The technique used depends on the degree of gynecomastia and the skin elasticity. The percentage of patients that benefit from open surgical resection to optimize the final results has continued to increase. Surgical open resection is required in most cases.
If the gynecomastia requires surgical resection, the Webster intra-areolar incision is typically the most appropriate. Prior to surgical resection, the breast is infiltrated with tumescent solution and liposuction is performed.
For massive breast gynecomastia, more skin removal and deeper excision are necessary. With an accurate estimation of the extent of the hypertrophied tissue and the thickness of the fat on the chest wall, the dissection should reach the pectoralis major muscle fascia very near to the preoperatively estimated breast limits.

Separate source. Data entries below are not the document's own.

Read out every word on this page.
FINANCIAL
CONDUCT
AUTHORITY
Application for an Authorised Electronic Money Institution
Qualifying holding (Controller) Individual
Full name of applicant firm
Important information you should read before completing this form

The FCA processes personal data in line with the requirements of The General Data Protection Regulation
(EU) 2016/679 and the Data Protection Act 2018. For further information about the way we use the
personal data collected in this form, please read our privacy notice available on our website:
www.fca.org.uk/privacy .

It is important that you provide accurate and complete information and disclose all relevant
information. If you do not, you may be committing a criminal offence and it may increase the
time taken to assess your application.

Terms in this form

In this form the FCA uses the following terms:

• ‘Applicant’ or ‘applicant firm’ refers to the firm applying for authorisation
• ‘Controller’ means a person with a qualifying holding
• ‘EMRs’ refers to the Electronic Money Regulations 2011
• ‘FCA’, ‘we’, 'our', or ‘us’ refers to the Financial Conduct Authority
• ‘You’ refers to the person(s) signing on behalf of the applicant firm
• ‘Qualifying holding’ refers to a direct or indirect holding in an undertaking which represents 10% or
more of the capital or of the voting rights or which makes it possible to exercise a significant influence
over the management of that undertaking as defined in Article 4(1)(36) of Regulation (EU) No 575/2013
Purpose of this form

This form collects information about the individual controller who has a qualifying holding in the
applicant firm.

The hypertrophied tissue is then excised from pectoralis major fascia. Hemostasis is secured, and a surgical drain may, rarely, be placed. Subcutaneous tissues are reapproximated, and the skin is closed subcuticularly. A compression vest is used postoperatively. Some surgeons rarely use drains, while others almost always use them.
Liposuction-assisted mastectomy is the most popular method used for pseudogynecomastia. The liposuction cannulas are inserted through a 3-mm areolar incision or an incision in the anterior axilla along the pectoralis major tendon.

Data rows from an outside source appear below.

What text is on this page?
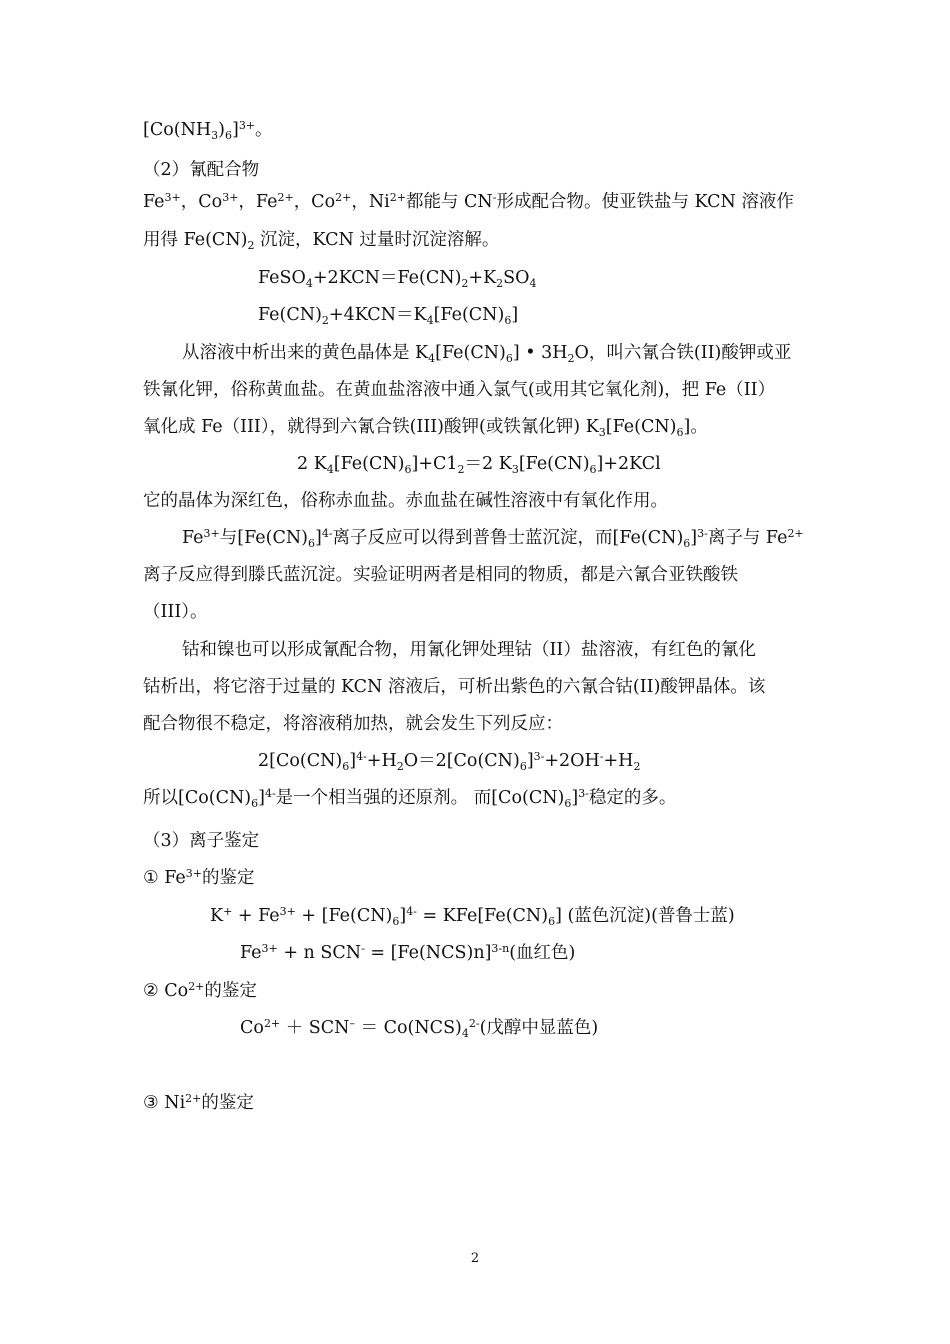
$[Co(NH_3)_6]^{3+}$。
（2）氰配合物
$Fe^{3+}$，$Co^{3+}$，$Fe^{2+}$，$Co^{2+}$，$Ni^{2+}$都能与 CN-形成配合物。使亚铁盐与 KCN 溶液作
用得 $Fe(CN)_2$ 沉淀，KCN 过量时沉淀溶解。
$FeSO_4+2KCN=Fe(CN)_2+K_2SO_4$
$Fe(CN)_2+4KCN=K_4[Fe(CN)_6]$
从溶液中析出来的黄色晶体是 $K_4[Fe(CN)_6]$ • $3H_2O$，叫六氰合铁(II)酸钾或亚
铁氰化钾，俗称黄血盐。在黄血盐溶液中通入氯气(或用其它氧化剂)，把 Fe（II）
氧化成 Fe（III），就得到六氰合铁(III)酸钾(或铁氰化钾) $K_3[Fe(CN)_6]$。
2 $K_4[Fe(CN)_6]+C1_2=2$ $K_3[Fe(CN)_6]+2KCl$
它的晶体为深红色，俗称赤血盐。赤血盐在碱性溶液中有氧化作用。
$Fe^{3+}$与$[Fe(CN)_6]^{4-}$离子反应可以得到普鲁士蓝沉淀，而$[Fe(CN)_6]^{3-}$离子与 $Fe^{2+}$
离子反应得到滕氏蓝沉淀。实验证明两者是相同的物质，都是六氰合亚铁酸铁
（III）。
钴和镍也可以形成氰配合物，用氰化钾处理钴（II）盐溶液，有红色的氰化
钴析出，将它溶于过量的 KCN 溶液后，可析出紫色的六氰合钴(II)酸钾晶体。该
配合物很不稳定，将溶液稍加热，就会发生下列反应：
$2[Co(CN)_6]^{4-}+H_2O=2[Co(CN)_6]^{3-}+2OH^-+H_2$
所以$[Co(CN)_6]^{4-}$是一个相当强的还原剂。 而$[Co(CN)_6]^{3-}$稳定的多。
（3）离子鉴定
① $Fe^{3+}$的鉴定
$K^+ + Fe^{3+} + [Fe(CN)_6]^{4-} = KFe[Fe(CN)_6]$ (蓝色沉淀)(普鲁士蓝)
$Fe^{3+} + n$ $SCN^- = [Fe(NCS)n]^{3-n}$(血红色)
② $Co^{2+}$的鉴定
$Co^{2+} + SCN^- = Co(NCS)_4^{2-}$(戊醇中显蓝色)
③ $Ni^{2+}$的鉴定
2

The surgeon removes fatty and minimal glandular tissues. For small and moderate gynecomastia, suction lipectomy is extended to the clavicle, to the sternum, to 2 cm below the inframammary crease, and to the axilla.
For moderate to large gynecomastia, suction lipectomy is extended to the postaxillary fold. In the overwhelming majority of patients, liposuction is performed in conjunction with excision.
Compression garments are applied for at least 4 weeks. A small amount of blood, injection fluid, and liquified fat may leak from the incision sites for approximately 24 hours.
The patient may resume his physical activities within few days. Exercise is resumed a few days after surgery and is gradually increased over time. Patients return to work typically after 1-2 days. Drains may or may not be used, depending on the experience of the surgeon and the patient presentation.